Honing Your Craft:  Brush Accuracy

Can anything be more tragic than to feel the infinite beauty of your surroundings,
to read natures innermost secrets and, conscious of your own helplessness,
 to be incapable of expressing those powerful emotions?”
 
Isaac Levitan


I am constantly asked by artists---what creates a successful painter?  While I believe there are different paths to success, the one most often overlooked by mediocre painters is craft.  “Craft” is almost a dirty word today, with the “anything goes” mentality being taught in many art schools and workshops.  Craft is the foundation that good art is built upon. You will not succeed as an artist if you only rely on craft.  However, you cannot be great without it. You must never abandon the quest to improve your fundamental skills.
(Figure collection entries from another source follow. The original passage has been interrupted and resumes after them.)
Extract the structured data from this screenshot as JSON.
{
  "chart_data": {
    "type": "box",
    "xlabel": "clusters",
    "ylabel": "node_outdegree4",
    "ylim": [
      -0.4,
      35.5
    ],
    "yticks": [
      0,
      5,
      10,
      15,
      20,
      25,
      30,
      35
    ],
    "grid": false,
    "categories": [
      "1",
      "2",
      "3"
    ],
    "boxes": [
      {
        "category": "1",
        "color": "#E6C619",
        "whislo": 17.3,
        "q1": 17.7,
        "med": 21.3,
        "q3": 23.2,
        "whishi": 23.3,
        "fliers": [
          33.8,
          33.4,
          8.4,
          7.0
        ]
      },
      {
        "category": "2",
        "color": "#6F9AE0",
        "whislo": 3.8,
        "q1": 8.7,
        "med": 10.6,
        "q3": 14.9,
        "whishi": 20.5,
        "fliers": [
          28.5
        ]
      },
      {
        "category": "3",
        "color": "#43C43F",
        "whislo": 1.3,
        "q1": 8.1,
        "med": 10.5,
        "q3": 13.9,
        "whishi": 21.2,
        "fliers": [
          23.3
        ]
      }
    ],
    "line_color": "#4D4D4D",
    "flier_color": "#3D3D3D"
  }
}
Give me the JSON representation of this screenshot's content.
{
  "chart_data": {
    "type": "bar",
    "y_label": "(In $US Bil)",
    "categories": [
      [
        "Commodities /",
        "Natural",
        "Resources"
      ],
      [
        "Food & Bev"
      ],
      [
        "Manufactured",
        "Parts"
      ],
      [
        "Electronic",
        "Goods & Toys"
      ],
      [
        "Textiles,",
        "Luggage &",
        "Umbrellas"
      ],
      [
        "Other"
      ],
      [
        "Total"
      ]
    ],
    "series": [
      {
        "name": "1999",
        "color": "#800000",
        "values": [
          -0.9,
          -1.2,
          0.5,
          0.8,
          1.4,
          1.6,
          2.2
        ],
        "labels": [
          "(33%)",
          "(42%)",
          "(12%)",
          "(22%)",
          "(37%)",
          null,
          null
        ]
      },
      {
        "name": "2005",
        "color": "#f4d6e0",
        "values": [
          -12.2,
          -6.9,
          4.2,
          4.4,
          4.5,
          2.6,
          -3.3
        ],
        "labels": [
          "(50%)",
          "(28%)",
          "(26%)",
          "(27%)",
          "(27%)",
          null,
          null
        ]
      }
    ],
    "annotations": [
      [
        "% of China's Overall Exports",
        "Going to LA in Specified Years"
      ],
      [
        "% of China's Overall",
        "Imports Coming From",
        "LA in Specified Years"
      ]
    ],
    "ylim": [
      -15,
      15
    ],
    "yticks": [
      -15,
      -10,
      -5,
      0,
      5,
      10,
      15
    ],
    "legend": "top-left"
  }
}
The fundamental skills in outdoor painting are:
Brush Control
Drawing from Life
Seeing

I cannot overstate the importance of being able to make the mark you want with your brush on a canvas.  Let’s start with that skill in this article and deal with the other fundamentals in future articles.

PAINTING EXERCISE ONE: 
MAKING THE CORRECT SHAPE ON YOUR CANVAS

  • Place your canvas 90 degrees away from the object you’re going to paint.  
  • Pick a starting point on your canvas for the object.
  • Look over your shoulder at the object.  Only look at the object while you draw---not your canvas.
  • Outline the object’s shape on the canvas.
  • Look back at your canvas and see how accurately you have judged the relationships of its contours.
  • Practice this until you can accurately copy any object you are seeing

PAINTING EXERCISE TWO: 
PAINTING THE CORRECT SIZE & PLACEMENT ON YOUR CANVAS

  • Using a paint brush, paint 10 dots of different sizes on a piece of tracing paper.  Paint them randomly with no apparent order.
  • Using another piece of paper, copy the placement and size of the dots---without tracing.
  • When the paint is dry, lay one over the other to see how accurately you’ve judged their placement and size.  The dots should line up almost perfectly.
  • Repeat until you are successful

A shortfall I see with many older adults is they think if they take art classes or practice a technique for a year or two, they feel they’ve succeeded at the technique. They are focused on time spent---not on the results of their efforts. You have learned a technique when you have the facility of your teacher and that ability is recognized by others.  Children usually understand this concept and will repeat their training over and over until they learn it to everyone’s satisfaction---no matter how long it takes; few adults have that kind of drive.  

If you want to make serious improvement in your painting, you need to work on your artistic weaknesses.  Practice, practice, practice!